Ellen’s Man’s wife threw down the branch she was stripping and glared hard at them until they all laughed. They knew she couldn’t do any hut building till they got back down here to Keintpoos’ old camp.

“Don’t worry!” they said. “We won’t let you down.”

The girl thought to herself: It was nice to watch them work, to see the little house take shape. It was good, when she tried to join in, that they didn’t run her off the way they used to when she was little. Good, too, to go off alone to the riverbank and slide down to the willows, take the knife to them and toss the sticks up the hill to where she could bundle them to carry back to the women. “Come with me, Willow,” she said. “Make us a place to be a woman in.” The women nodded to her where to put down her load of greening branches.
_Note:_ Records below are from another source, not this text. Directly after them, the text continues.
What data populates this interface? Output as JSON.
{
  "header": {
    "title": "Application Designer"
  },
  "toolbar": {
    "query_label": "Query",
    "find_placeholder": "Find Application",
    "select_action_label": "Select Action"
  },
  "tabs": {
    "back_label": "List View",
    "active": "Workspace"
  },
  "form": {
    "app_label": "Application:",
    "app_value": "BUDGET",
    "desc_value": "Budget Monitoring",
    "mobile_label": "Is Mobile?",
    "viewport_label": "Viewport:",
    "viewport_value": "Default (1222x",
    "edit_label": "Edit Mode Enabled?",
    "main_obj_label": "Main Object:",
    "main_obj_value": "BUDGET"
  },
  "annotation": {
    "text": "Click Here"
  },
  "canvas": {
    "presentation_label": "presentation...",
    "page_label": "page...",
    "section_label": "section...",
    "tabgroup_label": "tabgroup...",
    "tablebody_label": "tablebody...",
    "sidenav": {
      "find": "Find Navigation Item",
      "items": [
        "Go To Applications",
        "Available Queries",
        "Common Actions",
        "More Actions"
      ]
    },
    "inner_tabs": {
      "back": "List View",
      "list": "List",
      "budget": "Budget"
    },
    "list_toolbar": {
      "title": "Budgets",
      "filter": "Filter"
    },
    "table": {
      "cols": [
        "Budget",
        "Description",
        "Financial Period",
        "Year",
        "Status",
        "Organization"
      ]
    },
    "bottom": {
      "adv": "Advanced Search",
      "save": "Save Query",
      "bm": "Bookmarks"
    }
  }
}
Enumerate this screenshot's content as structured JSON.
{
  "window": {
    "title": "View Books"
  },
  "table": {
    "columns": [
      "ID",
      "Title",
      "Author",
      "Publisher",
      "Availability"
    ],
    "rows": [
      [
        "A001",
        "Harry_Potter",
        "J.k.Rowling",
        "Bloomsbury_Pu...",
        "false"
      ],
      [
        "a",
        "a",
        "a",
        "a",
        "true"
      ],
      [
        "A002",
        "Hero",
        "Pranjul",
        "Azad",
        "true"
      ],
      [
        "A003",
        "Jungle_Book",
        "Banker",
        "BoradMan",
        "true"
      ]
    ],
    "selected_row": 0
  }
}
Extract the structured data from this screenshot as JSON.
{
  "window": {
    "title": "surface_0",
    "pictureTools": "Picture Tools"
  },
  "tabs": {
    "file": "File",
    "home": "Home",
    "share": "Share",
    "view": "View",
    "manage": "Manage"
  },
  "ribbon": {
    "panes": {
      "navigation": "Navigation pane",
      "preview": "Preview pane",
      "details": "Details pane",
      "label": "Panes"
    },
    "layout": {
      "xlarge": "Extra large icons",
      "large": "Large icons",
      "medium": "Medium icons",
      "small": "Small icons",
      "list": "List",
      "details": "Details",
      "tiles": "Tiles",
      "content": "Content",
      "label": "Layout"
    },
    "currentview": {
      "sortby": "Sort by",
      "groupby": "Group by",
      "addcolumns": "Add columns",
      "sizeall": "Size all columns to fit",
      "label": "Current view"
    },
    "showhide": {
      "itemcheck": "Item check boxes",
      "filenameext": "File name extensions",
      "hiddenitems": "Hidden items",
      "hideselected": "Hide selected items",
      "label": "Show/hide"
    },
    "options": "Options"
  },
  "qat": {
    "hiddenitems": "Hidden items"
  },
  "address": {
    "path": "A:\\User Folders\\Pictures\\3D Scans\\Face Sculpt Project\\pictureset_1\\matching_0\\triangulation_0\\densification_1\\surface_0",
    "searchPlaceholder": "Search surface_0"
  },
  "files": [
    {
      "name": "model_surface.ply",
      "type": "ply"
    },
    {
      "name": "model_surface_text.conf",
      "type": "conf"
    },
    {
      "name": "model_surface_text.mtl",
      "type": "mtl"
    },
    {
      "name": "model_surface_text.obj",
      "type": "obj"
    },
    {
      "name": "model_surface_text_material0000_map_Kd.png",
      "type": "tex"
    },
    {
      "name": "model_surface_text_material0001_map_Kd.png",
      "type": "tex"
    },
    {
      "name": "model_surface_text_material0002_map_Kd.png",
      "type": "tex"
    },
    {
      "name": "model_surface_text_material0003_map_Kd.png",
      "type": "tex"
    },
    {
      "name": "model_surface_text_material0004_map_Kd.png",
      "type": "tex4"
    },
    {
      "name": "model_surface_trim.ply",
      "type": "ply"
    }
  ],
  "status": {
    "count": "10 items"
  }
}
It made her feel good to watch their brown hands weave the withes together, like it was their hands weaving not just the hut but the day.

As they worked, the gossip flew about among them.

Whose husband had cut up a deer in the wood? someone wanted to know, and by that spoiled the snares.

“Whose?” they agreed.

Hadn’t they heard about it?

“Not Kéis this time!” someone joked. “Not Rattlesnake! Can’t blame him!” The one who said it laughed at the idea.

“No!” another exclaimed. “I think it was Whim done it.”

“Then we’ll know it! He’ll be down to only two teeth!” The woman let go of the willow branch she was weaving into the roof ribbing and held out two fingers, like fangs, in front of her lips.

They laughed together then, everyone, including her mother.

“Tomorrow, when his wife shows up here, we’ll ask her! Maybe this time he’ll admit it!”

“She should have been here today, working, like us. Then we wouldn’t have to wonder.”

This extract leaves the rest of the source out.